237 policjantów pilnuje pustego stadionu
Fakty te nie zgadzają się z relacją rodziny pana Bogusława. Wątpliwości ma również kierownictwo polskiej policji. Z informacji tvn24.pl wynika, że dokumentacja sprawy trafiła już do Komendy Głównej Policji, wszczęto też postępowanie dyscyplinarne.
Ważnym elementem tego postępowania będzie wyjaśnienie, dlaczego I zastępca Komendanta Miejskiego Policji w Radomiu nie użył do szukania pana Bogusława policjantów, którzy tego dnia pilnowali meczu Radomiaka, rozgrywanego w sobotę bez udziału kibiców. 237 funkcjonariuszy pilnowało pustego stadionu i okolic, w czasie gdy pan Bogusław leżał w rowie, 100 metrów od szpitala. Jak poinformowała nas Joanna Leszczyńska, zabezpieczenie "przebiegło spokojnie, bez incydentów".

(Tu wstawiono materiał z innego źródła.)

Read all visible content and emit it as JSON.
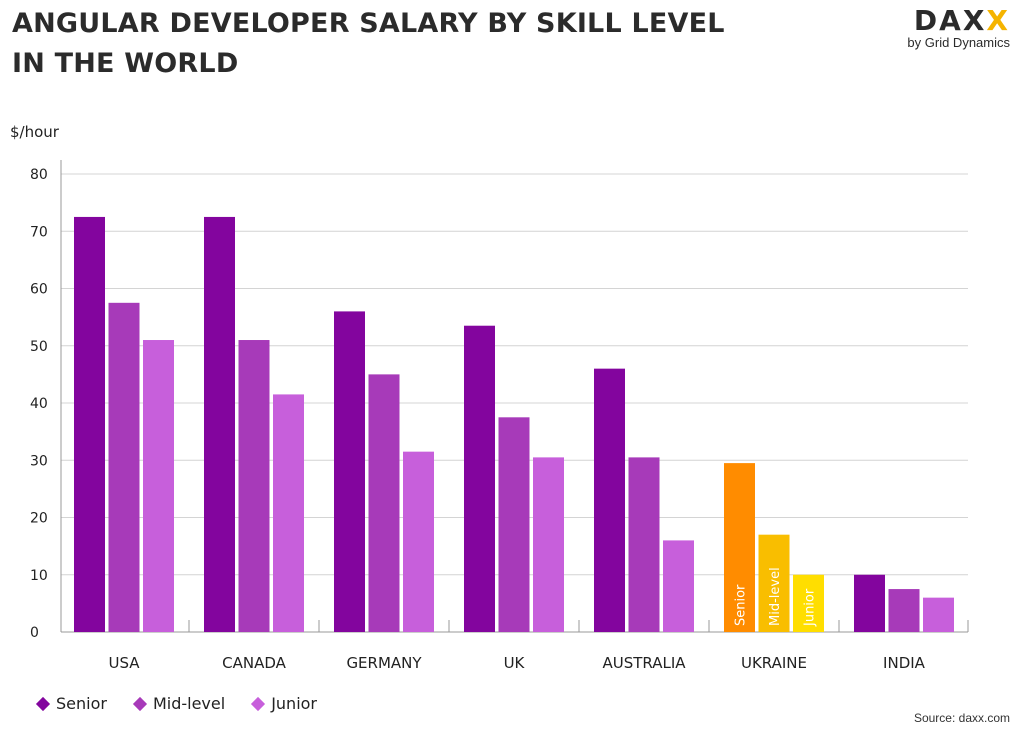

O tym, że policja dopiero w niedzielę poważnie potraktowała sprawę zaginięcia pana Bogusława, świadczy informacja, którą otrzymaliśmy od rzecznika Wojsk Obrony Terytorialnej. Pułkownik Marek Pietrzak poinformował nas, że dopiero w niedzielę o godzinie 11 policjanci poprosili żołnierzy WOT o pomoc w poszukiwaniu starszego mężczyzny. Pół godziny później odwołali akcję, bo pan Bogusław został odnaleziony.
Czy szpital lub policja przeprosili rodzinę pana Bogusława, który zmarł w poniedziałek nad ranem? - Ze szpitala do dziś nikt nawet nie zadzwonił i nie powiedział, że ojciec umarł. Sąsiadka ojca jest pielęgniarką, zadzwoniła do kogoś z naszej rodziny i poinformowała, że ojciec nie żyje - mówi syn pana Bogusława. - A policja dzwoniła i pytała, jaki jest stan ojca. Powiedziałem, że zmarł. I tyle.